Still reeling in the days after her father's death, Smith said she "began to bitterly regret the loss of the final images of his life."

"They were on my cell phone, in my backpack, at the top of the gully," she wrote. "Strapped to the outside of my pack was an ice axe [sic] my dad carried for more than 50 years."

Smith's mother had driven them to the trailhead. After dropping them off, she happened to meet a friendly family from Forks, Washington. The family said they had hiked the Bailey Range Traverse multiple times and exchanged phone numbers with Smith's mom.

A week after her father's death, Smith's mother told her, "I want to ask them if they'll look for your pack."

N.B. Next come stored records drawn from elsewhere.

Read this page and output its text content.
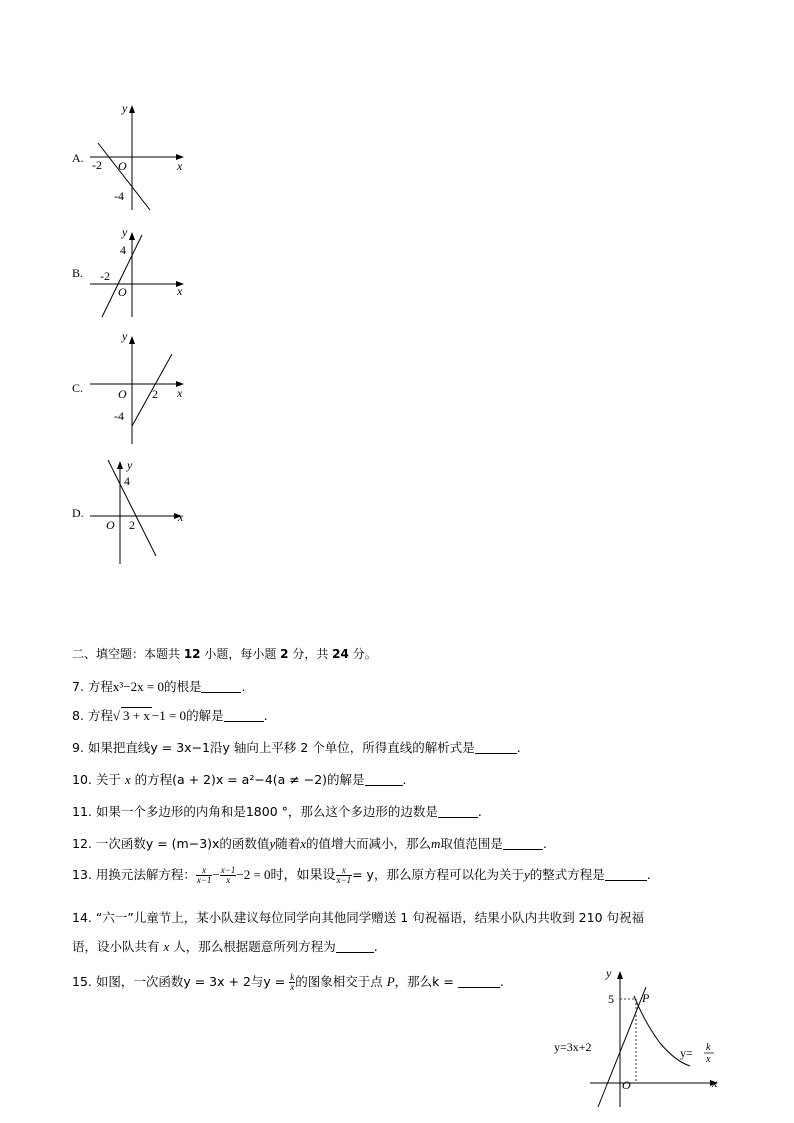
A.
y
x
O
-2
-4
B.
y
x
O
-2
4
C.
y
x
O 2
-4
D.
y
x
O 2
4
二、填空题：本题共 12 小题，每小题 2 分，共 24 分。
7. 方程x³−2x = 0的根是	.
8. 方程√ 3 + x −1 = 0的解是	.
9. 如果把直线y = 3x−1沿y 轴向上平移 2 个单位，所得直线的解析式是	.
10. 关于 x 的方程(a + 2)x = a²−4(a ≠ −2)的解是	.
11. 如果一个多边形的内角和是1800 °，那么这个多边形的边数是	.
12. 一次函数y = (m−3)x的函数值y随着x的值增大而减小，那么m取值范围是	.
13. 用换元法解方程： $\frac{x}{x-1} - \frac{x-1}{x} -2 = 0$时，如果设 $\frac{x}{x-1} = y$，那么原方程可以化为关于y的整式方程是	.
14. “六一”儿童节上，某小队建议每位同学向其他同学赠送 1 句祝福语，结果小队内共收到 210 句祝福
语，设小队共有 x 人，那么根据题意所列方程为	.
15. 如图，一次函数y = 3x + 2与$y = \frac{k}{x}$ 的图象相交于点 P，那么k =	.
y
x
O
5 P
y=3x+2	y= k
x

"That seemed totally wild to me," Smith recalled. "Unreasonable. But I didn't want to shut her down. We were all off the hinges with grief and shock and trauma. Who was I to tell her what she could do?"

Although the daughter was sure they would say no, the family decided to hunt the mountain range for her lost pack. They walked for four days—two in, two out. Smith said she worried for their safety and doubted they would ever find her lost treasures. But then they called.

The complete strangers had found her pack, split up her possessions and carried everything back out of the Olympic Mountains.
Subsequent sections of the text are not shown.